Il giudice per le indagini preliminari del Tribunale di Roma, Antonella Minunni, ha accolto la richiesta della Procura capitolina, disponendo il giudizio immediato per Mark Antony Samson, 23 anni, reo confesso del femminicidio avvenuto lo scorso marzo nell’appartamento di via Homs, nel quartiere Africano.
Secondo quanto ricostruito dagli inquirenti, coordinati dal procuratore aggiunto Giuseppe Cascini, Samson ha ucciso l’ex fidanzata con tre coltellate al collo, occultando poi il corpo in una valigia abbandonata in un dirupo nella zona di Capranica Prenestina, a circa 40 km da Roma.
La giovane era scomparsa il 25 marzo e ritrovata senza vita il 2 aprile. L’autopsia ha confermato la morte per shock emorragico, causato dalle ferite da arma bianca.

Tra gli elementi che hanno portato alla richiesta di rito immediato, figura un messaggio inquietante trovato nel cellulare di Samson: “O torna con me o la uccido”.
Questo, insieme ad altri indizi, ha rafforzato l’ipotesi della premeditazione. Il gip ha sottolineato nell’ordinanza come il giovane abbia mostrato “forte autocontrollo e lucidità” anche dopo il delitto, fingendo normalità e inviando messaggi dal telefono della vittima per simulare che fosse ancora viva.

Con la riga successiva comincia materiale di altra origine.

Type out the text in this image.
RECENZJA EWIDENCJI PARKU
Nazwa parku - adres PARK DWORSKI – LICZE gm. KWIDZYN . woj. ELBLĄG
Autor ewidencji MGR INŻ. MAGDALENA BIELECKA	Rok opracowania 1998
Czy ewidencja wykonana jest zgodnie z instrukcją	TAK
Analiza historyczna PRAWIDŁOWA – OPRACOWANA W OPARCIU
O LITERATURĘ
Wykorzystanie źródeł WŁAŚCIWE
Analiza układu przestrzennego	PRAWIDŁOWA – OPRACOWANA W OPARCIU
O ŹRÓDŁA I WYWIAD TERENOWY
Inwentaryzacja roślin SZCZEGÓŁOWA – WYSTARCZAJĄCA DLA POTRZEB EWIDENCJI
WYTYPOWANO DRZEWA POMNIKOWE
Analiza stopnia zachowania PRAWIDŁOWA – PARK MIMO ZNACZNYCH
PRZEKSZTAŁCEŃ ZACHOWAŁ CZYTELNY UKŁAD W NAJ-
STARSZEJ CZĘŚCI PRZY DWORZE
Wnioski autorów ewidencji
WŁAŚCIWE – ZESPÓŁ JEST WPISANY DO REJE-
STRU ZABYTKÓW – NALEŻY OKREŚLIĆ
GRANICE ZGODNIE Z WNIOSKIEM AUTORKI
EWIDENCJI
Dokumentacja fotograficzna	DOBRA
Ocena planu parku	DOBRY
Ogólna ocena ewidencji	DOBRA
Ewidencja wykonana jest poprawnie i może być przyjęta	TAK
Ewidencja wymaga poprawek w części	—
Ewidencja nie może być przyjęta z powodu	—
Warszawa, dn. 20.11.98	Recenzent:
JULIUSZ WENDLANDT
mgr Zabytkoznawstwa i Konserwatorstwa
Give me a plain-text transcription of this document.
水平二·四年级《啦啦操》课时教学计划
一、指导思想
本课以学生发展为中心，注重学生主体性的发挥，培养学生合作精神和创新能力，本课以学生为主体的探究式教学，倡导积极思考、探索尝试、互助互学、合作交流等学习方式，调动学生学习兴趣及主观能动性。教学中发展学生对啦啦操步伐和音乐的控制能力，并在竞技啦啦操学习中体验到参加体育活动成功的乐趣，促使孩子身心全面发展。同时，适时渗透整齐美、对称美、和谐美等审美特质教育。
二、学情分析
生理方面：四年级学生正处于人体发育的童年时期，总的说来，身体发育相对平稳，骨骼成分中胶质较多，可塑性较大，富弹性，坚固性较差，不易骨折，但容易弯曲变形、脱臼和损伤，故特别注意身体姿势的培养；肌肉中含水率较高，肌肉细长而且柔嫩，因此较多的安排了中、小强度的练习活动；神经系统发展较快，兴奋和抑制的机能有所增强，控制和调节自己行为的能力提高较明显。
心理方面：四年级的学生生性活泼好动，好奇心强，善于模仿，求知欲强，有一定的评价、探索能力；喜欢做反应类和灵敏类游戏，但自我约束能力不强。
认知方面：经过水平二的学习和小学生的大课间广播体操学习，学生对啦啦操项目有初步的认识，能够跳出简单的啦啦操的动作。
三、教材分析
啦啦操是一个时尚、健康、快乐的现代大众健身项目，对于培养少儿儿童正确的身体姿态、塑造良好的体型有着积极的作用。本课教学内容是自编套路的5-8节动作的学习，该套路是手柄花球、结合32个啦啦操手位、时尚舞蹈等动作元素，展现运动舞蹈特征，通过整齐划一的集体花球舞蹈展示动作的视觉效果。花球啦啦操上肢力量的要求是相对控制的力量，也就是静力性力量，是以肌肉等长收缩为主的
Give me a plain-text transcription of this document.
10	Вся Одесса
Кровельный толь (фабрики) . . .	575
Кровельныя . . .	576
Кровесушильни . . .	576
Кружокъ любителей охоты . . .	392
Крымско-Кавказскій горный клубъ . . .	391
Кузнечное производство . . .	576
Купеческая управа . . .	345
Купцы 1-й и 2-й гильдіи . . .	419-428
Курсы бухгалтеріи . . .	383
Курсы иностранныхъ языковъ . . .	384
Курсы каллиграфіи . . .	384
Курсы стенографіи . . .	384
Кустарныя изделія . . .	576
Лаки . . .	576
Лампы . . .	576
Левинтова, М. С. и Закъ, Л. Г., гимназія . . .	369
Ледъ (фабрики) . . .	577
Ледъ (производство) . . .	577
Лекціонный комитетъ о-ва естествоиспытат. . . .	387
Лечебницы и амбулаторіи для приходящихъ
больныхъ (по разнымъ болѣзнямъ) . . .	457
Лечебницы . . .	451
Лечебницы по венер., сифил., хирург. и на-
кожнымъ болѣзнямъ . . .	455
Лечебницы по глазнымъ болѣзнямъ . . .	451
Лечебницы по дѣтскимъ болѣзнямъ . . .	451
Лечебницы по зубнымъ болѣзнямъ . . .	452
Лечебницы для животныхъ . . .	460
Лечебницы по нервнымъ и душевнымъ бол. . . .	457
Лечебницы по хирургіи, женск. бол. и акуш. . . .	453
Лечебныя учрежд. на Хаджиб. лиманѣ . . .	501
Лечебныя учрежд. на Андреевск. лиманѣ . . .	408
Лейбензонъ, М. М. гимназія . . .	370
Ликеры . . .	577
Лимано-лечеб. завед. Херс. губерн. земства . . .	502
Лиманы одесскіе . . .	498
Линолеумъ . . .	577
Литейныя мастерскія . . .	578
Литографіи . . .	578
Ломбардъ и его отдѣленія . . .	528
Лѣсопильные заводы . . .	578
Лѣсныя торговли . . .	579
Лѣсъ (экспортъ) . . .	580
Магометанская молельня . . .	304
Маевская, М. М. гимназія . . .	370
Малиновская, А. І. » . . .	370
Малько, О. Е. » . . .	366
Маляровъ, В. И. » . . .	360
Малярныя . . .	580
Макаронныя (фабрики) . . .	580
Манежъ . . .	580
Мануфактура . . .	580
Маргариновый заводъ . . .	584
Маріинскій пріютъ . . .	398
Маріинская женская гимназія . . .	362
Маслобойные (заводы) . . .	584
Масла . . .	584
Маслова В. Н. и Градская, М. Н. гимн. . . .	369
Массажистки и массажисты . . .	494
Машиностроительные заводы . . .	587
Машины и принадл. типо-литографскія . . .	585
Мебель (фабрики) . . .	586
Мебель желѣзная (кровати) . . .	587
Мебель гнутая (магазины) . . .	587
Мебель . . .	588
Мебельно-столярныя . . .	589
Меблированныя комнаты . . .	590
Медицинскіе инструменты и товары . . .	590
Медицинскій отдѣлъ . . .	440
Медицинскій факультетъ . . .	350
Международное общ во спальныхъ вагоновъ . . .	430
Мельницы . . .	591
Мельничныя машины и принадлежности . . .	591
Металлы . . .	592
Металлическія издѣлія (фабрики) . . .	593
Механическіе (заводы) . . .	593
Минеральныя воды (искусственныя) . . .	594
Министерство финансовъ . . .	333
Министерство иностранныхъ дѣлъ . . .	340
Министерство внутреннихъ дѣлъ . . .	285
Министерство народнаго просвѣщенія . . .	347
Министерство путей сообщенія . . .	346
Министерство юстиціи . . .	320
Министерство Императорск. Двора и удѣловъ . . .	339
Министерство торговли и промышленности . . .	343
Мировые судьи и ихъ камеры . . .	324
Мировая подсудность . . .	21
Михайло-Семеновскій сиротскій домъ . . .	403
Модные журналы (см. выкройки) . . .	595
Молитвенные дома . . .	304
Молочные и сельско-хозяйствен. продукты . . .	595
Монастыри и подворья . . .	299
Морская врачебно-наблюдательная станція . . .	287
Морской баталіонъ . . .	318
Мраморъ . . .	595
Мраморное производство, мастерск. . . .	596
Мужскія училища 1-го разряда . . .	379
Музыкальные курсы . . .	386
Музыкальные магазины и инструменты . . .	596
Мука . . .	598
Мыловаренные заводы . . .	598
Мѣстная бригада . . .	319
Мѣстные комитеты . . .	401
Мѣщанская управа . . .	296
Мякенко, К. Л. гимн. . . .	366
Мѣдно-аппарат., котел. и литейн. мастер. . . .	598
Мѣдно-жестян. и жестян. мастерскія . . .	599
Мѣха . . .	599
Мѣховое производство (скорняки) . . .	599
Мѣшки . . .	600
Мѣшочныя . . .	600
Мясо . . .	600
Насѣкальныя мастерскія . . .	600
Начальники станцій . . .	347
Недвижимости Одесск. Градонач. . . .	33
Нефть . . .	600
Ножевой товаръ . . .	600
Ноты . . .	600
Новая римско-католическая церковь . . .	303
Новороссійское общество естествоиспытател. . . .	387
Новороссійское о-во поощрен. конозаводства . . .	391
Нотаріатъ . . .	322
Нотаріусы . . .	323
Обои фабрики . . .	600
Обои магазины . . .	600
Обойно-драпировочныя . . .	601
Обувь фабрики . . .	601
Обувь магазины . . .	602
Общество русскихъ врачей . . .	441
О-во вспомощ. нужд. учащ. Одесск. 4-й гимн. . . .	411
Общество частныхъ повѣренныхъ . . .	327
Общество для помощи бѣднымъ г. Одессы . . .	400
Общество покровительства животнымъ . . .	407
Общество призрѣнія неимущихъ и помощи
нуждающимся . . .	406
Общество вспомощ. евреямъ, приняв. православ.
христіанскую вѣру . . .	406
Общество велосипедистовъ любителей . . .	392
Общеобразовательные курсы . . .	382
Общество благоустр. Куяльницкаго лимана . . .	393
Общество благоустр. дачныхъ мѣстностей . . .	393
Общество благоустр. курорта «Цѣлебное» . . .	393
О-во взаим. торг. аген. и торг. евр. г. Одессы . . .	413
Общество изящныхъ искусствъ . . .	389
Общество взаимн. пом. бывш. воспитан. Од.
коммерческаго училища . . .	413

La prima udienza è fissata per il 12 novembre nell’aula bunker di Rebibbia, davanti alla Terza sezione della Corte d’Assise.
Samson dovrà rispondere di omicidio volontario aggravato dalla premeditazione, dai futili motivi, dal legame affettivo e dall’occultamento di cadavere.

Parallelamente, anche la madre del giovane, Nors Manlapaz, è stata rinviata a giudizio con rito immediato. La sua posizione è stata stralciata e il processo si svolgerà separatamente, con prima udienza il 10 dicembre davanti al giudice monocratico.
La donna è accusata di concorso in occultamento di cadavere, aggravato dal nesso teleologico: avrebbe aiutato il figlio a ripulire la scena del crimine e a disfarsi del corpo.
Il caso ha scosso profondamente l’opinione pubblica e la comunità accademica. Alla Sapienza, dove Ilaria studiava Statistica, è stata affissa una targa commemorativa.
Il padre della vittima, Flamur Sula, ha dichiarato: “Quelle persone hanno fatto troppo male alla mia famiglia. Spero sia fatta giustizia. Ilaria aveva una vita davanti”.
Il processo si preannuncia delicato e carico di tensione, con l’Italia ancora una volta costretta a fare i conti con l’orrore del femminicidio.